Oh yeah, the blue man is a figment of Pajama Boy's imagination. He sees himself as a fearless, and victorious warrior against.. against... something formless, but BAD!

No genitalia are showing because they are life sized.

Yancey Ward said...

Can one imagine a hundred years from now a living artist choosing Schnabel works to display alongside their own? I can't.

Laslo Spatula said...

I remember thinking Julian Schnabel's film "Basquiat" had some very good moments.

I have a hazy memory of a scene of someone bicycling through a suburban street, and the point-of-view shot up through the trees at the sky against the intro to Psychedelic Furs' "India": in my memory it is beautiful.

I'll have to look it up and view it again, to see how much my memory has beautified the palette of that scene.

I am Laslo.

Jupiter said...

I know that living well is supposed to be the best revenge, but I would really enjoy watching Julian Snowball getting run over by a garbage truck full of his "works".

WK said...

I'll have to look it up and view it again, to see how much my memory has beautified the palette of that scene.

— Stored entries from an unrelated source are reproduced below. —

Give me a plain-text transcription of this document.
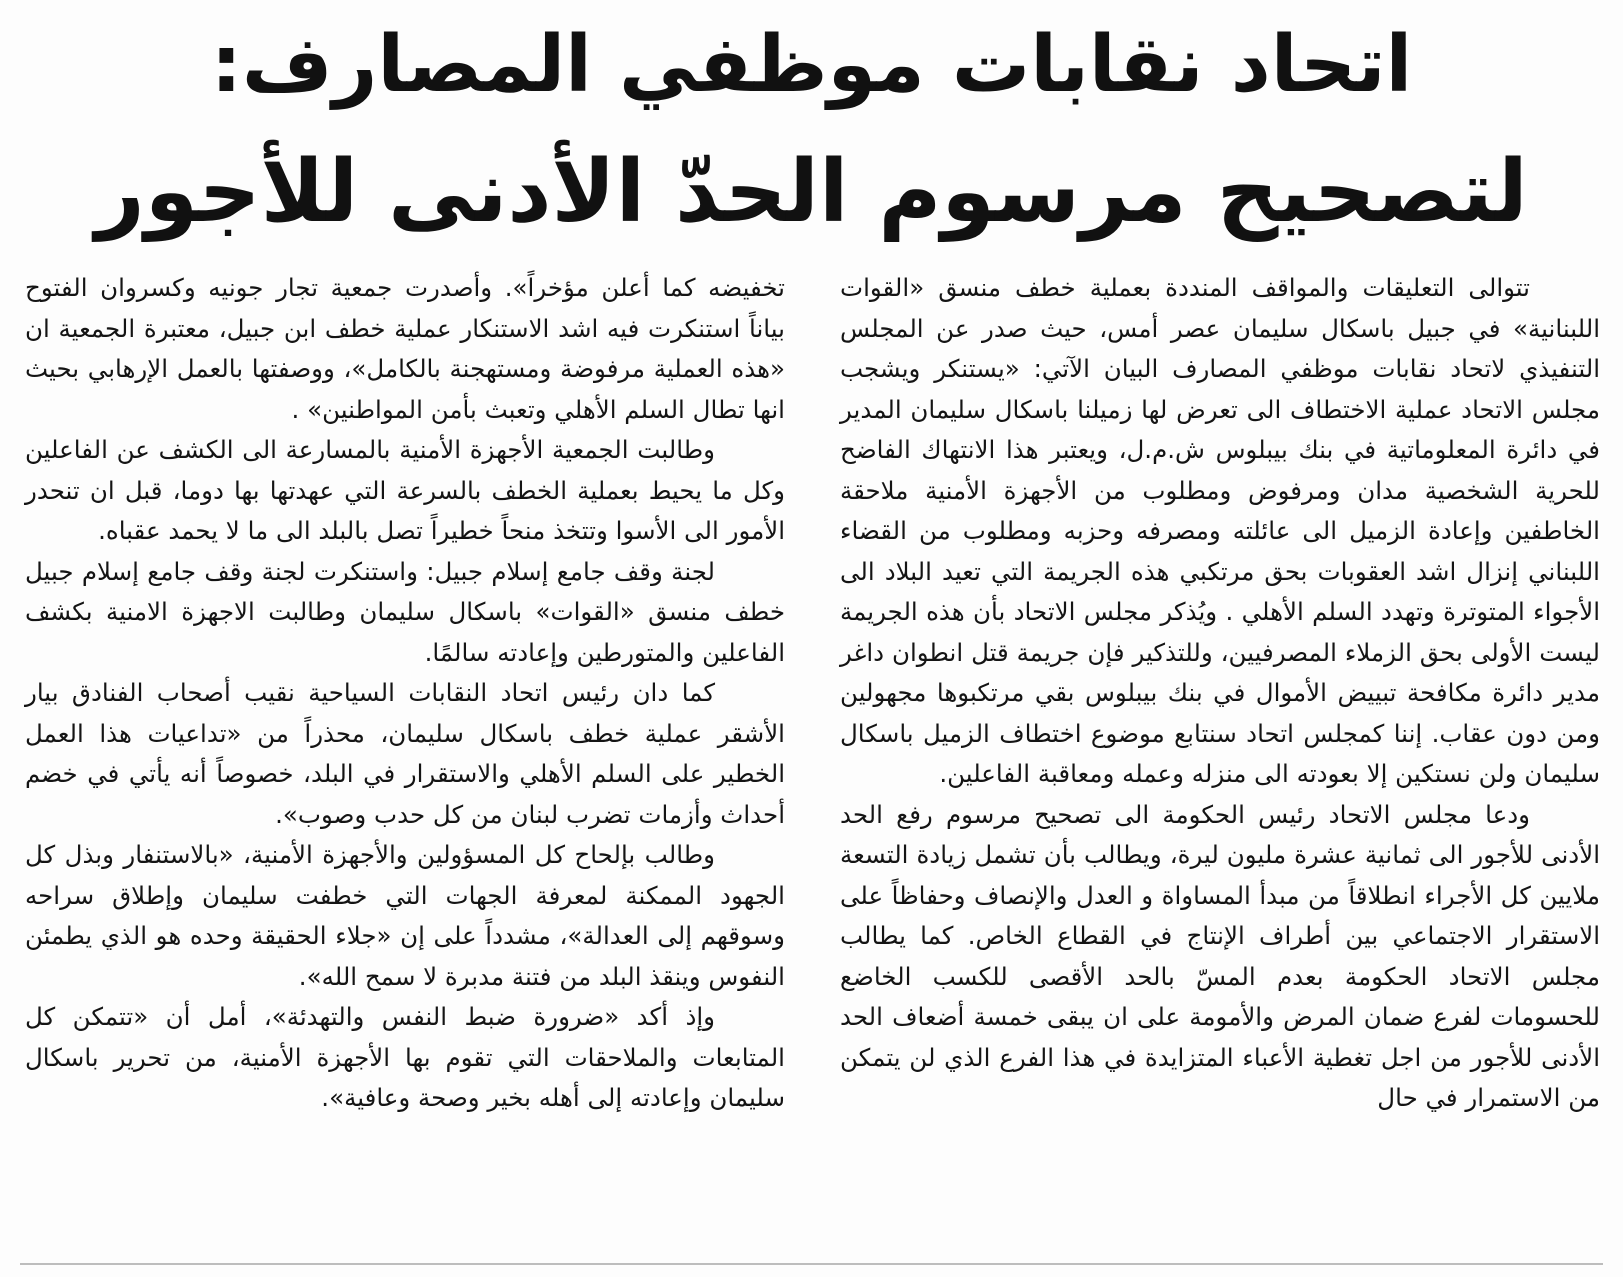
اتحاد نقابات موظفي المصارف:
لتصحيح مرسوم الحدّ الأدنى للأجور

تتوالى التعليقات والمواقف المنددة بعملية خطف منسق «القوات اللبنانية» في جبيل باسكال سليمان عصر أمس، حيث صدر عن المجلس التنفيذي لاتحاد نقابات موظفي المصارف البيان الآتي: «يستنكر ويشجب مجلس الاتحاد عملية الاختطاف الى تعرض لها زميلنا باسكال سليمان المدير في دائرة المعلوماتية في بنك بيبلوس ش.م.ل، ويعتبر هذا الانتهاك الفاضح للحرية الشخصية مدان ومرفوض ومطلوب من الأجهزة الأمنية ملاحقة الخاطفين وإعادة الزميل الى عائلته ومصرفه وحزبه ومطلوب من القضاء اللبناني إنزال اشد العقوبات بحق مرتكبي هذه الجريمة التي تعيد البلاد الى الأجواء المتوترة وتهدد السلم الأهلي . ويُذكر مجلس الاتحاد بأن هذه الجريمة ليست الأولى بحق الزملاء المصرفيين، وللتذكير فإن جريمة قتل انطوان داغر مدير دائرة مكافحة تبييض الأموال في بنك بيبلوس بقي مرتكبوها مجهولين ومن دون عقاب. إننا كمجلس اتحاد سنتابع موضوع اختطاف الزميل باسكال سليمان ولن نستكين إلا بعودته الى منزله وعمله ومعاقبة الفاعلين.

ودعا مجلس الاتحاد رئيس الحكومة الى تصحيح مرسوم رفع الحد الأدنى للأجور الى ثمانية عشرة مليون ليرة، ويطالب بأن تشمل زيادة التسعة ملايين كل الأجراء انطلاقاً من مبدأ المساواة و العدل والإنصاف وحفاظاً على الاستقرار الاجتماعي بين أطراف الإنتاج في القطاع الخاص. كما يطالب مجلس الاتحاد الحكومة بعدم المسّ بالحد الأقصى للكسب الخاضع للحسومات لفرع ضمان المرض والأمومة على ان يبقى خمسة أضعاف الحد الأدنى للأجور من اجل تغطية الأعباء المتزايدة في هذا الفرع الذي لن يتمكن من الاستمرار في حال

تخفيضه كما أعلن مؤخراً». وأصدرت جمعية تجار جونيه وكسروان الفتوح بياناً استنكرت فيه اشد الاستنكار عملية خطف ابن جبيل، معتبرة الجمعية ان «هذه العملية مرفوضة ومستهجنة بالكامل»، ووصفتها بالعمل الإرهابي بحيث انها تطال السلم الأهلي وتعبث بأمن المواطنين» .

وطالبت الجمعية الأجهزة الأمنية بالمسارعة الى الكشف عن الفاعلين وكل ما يحيط بعملية الخطف بالسرعة التي عهدتها بها دوما، قبل ان تنحدر الأمور الى الأسوا وتتخذ منحاً خطيراً تصل بالبلد الى ما لا يحمد عقباه.

لجنة وقف جامع إسلام جبيل: واستنكرت لجنة وقف جامع إسلام جبيل خطف منسق «القوات» باسكال سليمان وطالبت الاجهزة الامنية بكشف الفاعلين والمتورطين وإعادته سالمًا.

كما دان رئيس اتحاد النقابات السياحية نقيب أصحاب الفنادق بيار الأشقر عملية خطف باسكال سليمان، محذراً من «تداعيات هذا العمل الخطير على السلم الأهلي والاستقرار في البلد، خصوصاً أنه يأتي في خضم أحداث وأزمات تضرب لبنان من كل حدب وصوب».

وطالب بإلحاح كل المسؤولين والأجهزة الأمنية، «بالاستنفار وبذل كل الجهود الممكنة لمعرفة الجهات التي خطفت سليمان وإطلاق سراحه وسوقهم إلى العدالة»، مشدداً على إن «جلاء الحقيقة وحده هو الذي يطمئن النفوس وينقذ البلد من فتنة مدبرة لا سمح الله».

وإذ أكد «ضرورة ضبط النفس والتهدئة»، أمل أن «تتمكن كل المتابعات والملاحقات التي تقوم بها الأجهزة الأمنية، من تحرير باسكال سليمان وإعادته إلى أهله بخير وصحة وعافية».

It wasn’t indelibly imprinted to your hippocampus?

Ann Althouse said...

"Your writing is clear, focused and cant-free, with lots of irony and humor thrown in for good measure. You'll never be any good at Gender Studies."

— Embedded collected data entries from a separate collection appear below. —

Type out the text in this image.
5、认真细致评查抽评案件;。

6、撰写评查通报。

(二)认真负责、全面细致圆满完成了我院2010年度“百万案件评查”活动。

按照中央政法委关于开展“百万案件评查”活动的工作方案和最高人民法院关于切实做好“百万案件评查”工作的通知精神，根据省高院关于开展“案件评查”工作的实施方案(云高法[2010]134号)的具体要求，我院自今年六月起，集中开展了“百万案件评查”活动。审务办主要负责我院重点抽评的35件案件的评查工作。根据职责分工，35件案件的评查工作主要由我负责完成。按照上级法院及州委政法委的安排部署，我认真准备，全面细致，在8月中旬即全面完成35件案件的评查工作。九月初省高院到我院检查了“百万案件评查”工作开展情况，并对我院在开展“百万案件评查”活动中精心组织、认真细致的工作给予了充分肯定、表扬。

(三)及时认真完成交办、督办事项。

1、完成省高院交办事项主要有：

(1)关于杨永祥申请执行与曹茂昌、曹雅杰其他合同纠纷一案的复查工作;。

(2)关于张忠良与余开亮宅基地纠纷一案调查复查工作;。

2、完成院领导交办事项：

Thank you. I'm showing the way. It's okay if other gender-studiers don't follow me. I hate followers.

Unknown said...

Basic question from a farm boy (w/degree in Math + Nuclear Engineering via Rickover), who's been around the world 50 or 60 times:

Who sees "Blue Nude with a Sword" & says, "Boy, I just gotta have that painting up on my living room wall"?

Two-eyed Jack said...

I liked his movie "The Diving Bell and the Butterfly"
It is about a man who, due to a stroke, can only blink one eye. Think of the challenge of making that into an interesting movie!
On the other hand, his broken plate paintings, which I saw at Berkeley in the 80's, are pretentious crap.

daskol said...

Maybe it's a bit gimmicky, but his plate paintings are really interesting to look at, with some of them really striking. I don't know about blue nude, but check out the portraits.

daskol said...

He comes across as kind of macho (for an artist) to be suspected for being gay. Just because he paints, including flowers? Maybe that's why he's got to glue smashed plates all over his canvasses, to look a bit tougher.

Two-eyed Jack said...

I think that the point of modern painting is to create a distinctive look, which, if it catches on, can be replicated without a great deal of trouble into a distinctive, but somewhat varied, trove of paintings that can be sold to collectors. The broken plate paintings fit this model, in that they are uniquely his, but don't have much to recommend them aesthetically or intellectually. Someone like Lucien Freud or David Hockney or Chuck Close seems a lot more rewarding to look at if you want to look at portraits.